This Observer article talks about Britain's Rock Against Racism movement. It's a really extraordinary article about something I was woefully ignorant of. But it also made it so I can basically never enjoy Eric Clapton's music again.


It was 5 August 1976 and Eric Clapton was drunk, angry and on stage at the Birmingham Odeon. 'Enoch was right,' he told the audience, 'I think we should send them all back.' Britain was, he complained, in danger of becoming 'a black colony' and a vote for controversial Tory politician Enoch Powell whom he described as a prophet was needed to 'keep Britain white'. Although the irony was possibly lost on Clapton, the Odeon in Birmingham is on New Street, minutes from the Midland Hotel where eight years earlier Powell had made his infamous 'Rivers of Blood' speech. But if the coincidence was curious, the hypocrisy was breathtaking: Clapton's career was based on appropriating black music, and he had recently had a hit with Bob Marley's 'I Shot the Sheriff'.

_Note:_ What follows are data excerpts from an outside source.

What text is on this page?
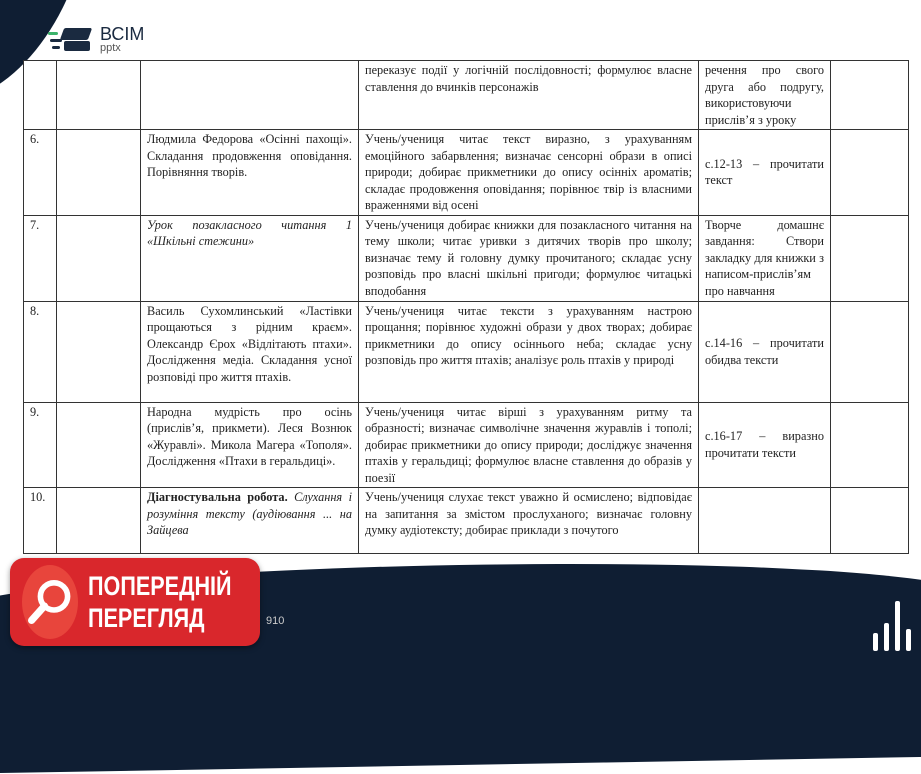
ВСІМ
pptx
			переказує події у логічній послідовності; формулює власне ставлення до вчинків персонажів	речення про свого друга або подругу, використовуючи прислів’я з уроку	
6.		Людмила Федорова «Осінні пахощі». Складання продовження оповідання. Порівняння творів.	Учень/учениця читає текст виразно, з урахуванням емоційного забарвлення; визначає сенсорні образи в описі природи; добирає прикметники до опису осінніх ароматів; складає продовження оповідання; порівнює твір із власними враженнями від осені	с.12-13 – прочитати текст	
7.		Урок позакласного читання 1 «Шкільні стежини»	Учень/учениця добирає книжки для позакласного читання на тему школи; читає уривки з дитячих творів про школу; визначає тему й головну думку прочитаного; складає усну розповідь про власні шкільні пригоди; формулює читацькі вподобання	Творче домашнє завдання: Створи закладку для книжки з написом-прислів’ям про навчання	
8.		Василь Сухомлинський «Ластівки прощаються з рідним краєм». Олександр Єрох «Відлітають птахи». Дослідження медіа. Складання усної розповіді про життя птахів.	Учень/учениця читає тексти з урахуванням настрою прощання; порівнює художні образи у двох творах; добирає прикметники до опису осіннього неба; складає усну розповідь про життя птахів; аналізує роль птахів у природі	с.14-16 – прочитати обидва тексти	
9.		Народна мудрість про осінь (прислів’я, прикмети). Леся Вознюк «Журавлі». Микола Магера «Тополя». Дослідження «Птахи в геральдиці».	Учень/учениця читає вірші з урахуванням ритму та образності; визначає символічне значення журавлів і тополі; добирає прикметники до опису природи; досліджує значення птахів у геральдиці; формулює власне ставлення до образів у поезії	с.16-17 – виразно прочитати тексти	
10.		Діагностувальна робота. Слухання і розуміння тексту (аудіювання ... на Зайцева	Учень/учениця слухає текст уважно й осмислено; відповідає на запитання за змістом прослуханого; визначає головну думку аудіотексту; добирає приклади з почутого		
910
ПОПЕРЕДНІЙ
ПЕРЕГЛЯД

In usual circumstances his comments would have been merely ill advised, but it was the social and political context which made Clapton's intervention so chilling. The National Front had won 40 per cent of the votes in the spring elections in Blackburn. One month earlier an Asian teenager, Gurdip Singh Chaggar, had been murdered by a gang of white youths in Southall. 'One down - a million to go' was the response to the killing from John Kingsley Read of the National Front. Sid Vicious and Siouxsie Sioux were sporting swastikas as fashion statements. David Bowie, who three months earlier had been photographed apparently giving a Nazi salute in Victoria Station, told Cameron Crowe in the September 1976 edition of Playboy '... yes I believe very strongly in fascism. The only way we can speed up the sort of liberalism that's hanging foul in the air... is a right-wing totally dictatorial tyranny...' In that same interview Bowie claimed that 'Adolf Hitler was one of the first rock stars.' This was Britain then in the sweltering summer of 1976, and in that context Clapton's comments were potentially incendiary.

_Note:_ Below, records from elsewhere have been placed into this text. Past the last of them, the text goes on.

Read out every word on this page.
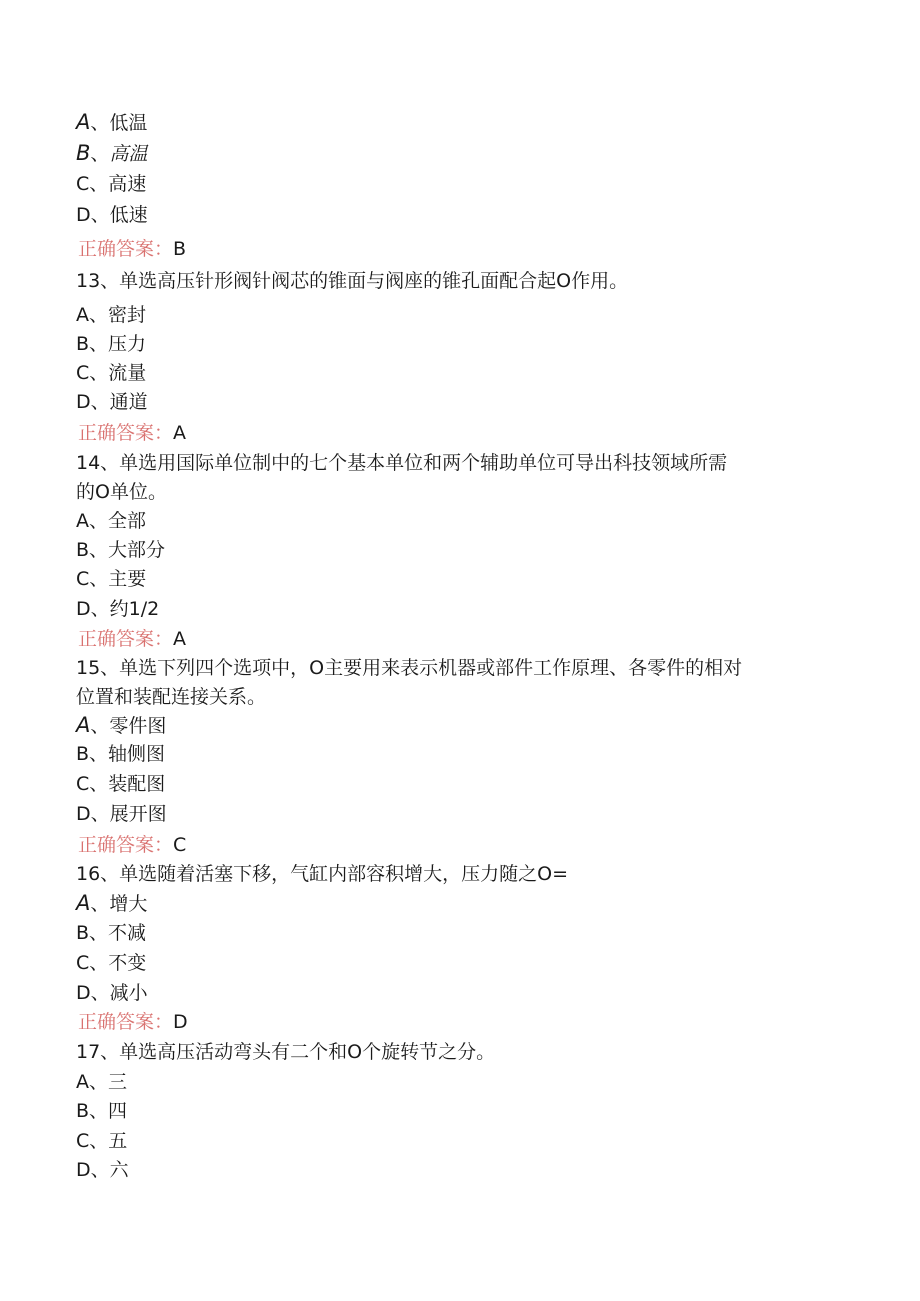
A、低温
B、高温
C、高速
D、低速
正确答案：B
13、单选高压针形阀针阀芯的锥面与阀座的锥孔面配合起O作用。
A、密封
B、压力
C、流量
D、通道
正确答案：A
14、单选用国际单位制中的七个基本单位和两个辅助单位可导出科技领域所需
的O单位。
A、全部
B、大部分
C、主要
D、约1/2
正确答案：A
15、单选下列四个选项中，O主要用来表示机器或部件工作原理、各零件的相对
位置和装配连接关系。
A、零件图
B、轴侧图
C、装配图
D、展开图
正确答案：C
16、单选随着活塞下移，气缸内部容积增大，压力随之O=
A、增大
B、不减
C、不变
D、减小
正确答案：D
17、单选高压活动弯头有二个和O个旋转节之分。
A、三
B、四
C、五
D、六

Clapton never apologized for his comments, and basically stood by them. What a shithead.
liliaeth: (Default)

From: [personal profile] liliaeth


I was more shocked about the bits on David Bowie.

From: [identity profile] pepperlandgirl4.livejournal.com


I had heard that he had made those comments before. But I am slightly more inclined to be forgiving because Bowie said a lot of shit to get a reaction. Plus, he apologized for those comments and made an effort to distance himself--and then married Iman (http://en.wikipedia.org/wiki/Iman_%28model%29) and made contributions to the legal fund for the Jena 6. Clapton, as you could see from the end of the article, never made any attempt at redemption.

From: [identity profile] voguevixen.livejournal.com


Yes, this sounds like something Bowie would say to be "shocking" and "out there."

The whole thing about white Europe is it's very small and nervous to this day about integration. There's still a lot of racism both outright and underwraps that would seem quite blatant to us here in the US. One of my husband's co-workers workers worked a couple years in Paris for the company and said the French government actually offers white women a tax incentive to have babies. They don't want to (in many cases) because they'd rather have a job, etc and don't want to be tied down. This was as recent as a few years ago and it sounds like somthing out of the dark ages!
lokifan: black Converse against a black background (Default)

From: [personal profile] lokifan


Er, I'm pretty sure that's not just white women - and it's due to worry about an aging population, not immigration. France still isn't doing all that well, though.

I had actually heard that about Clapton. Much eww.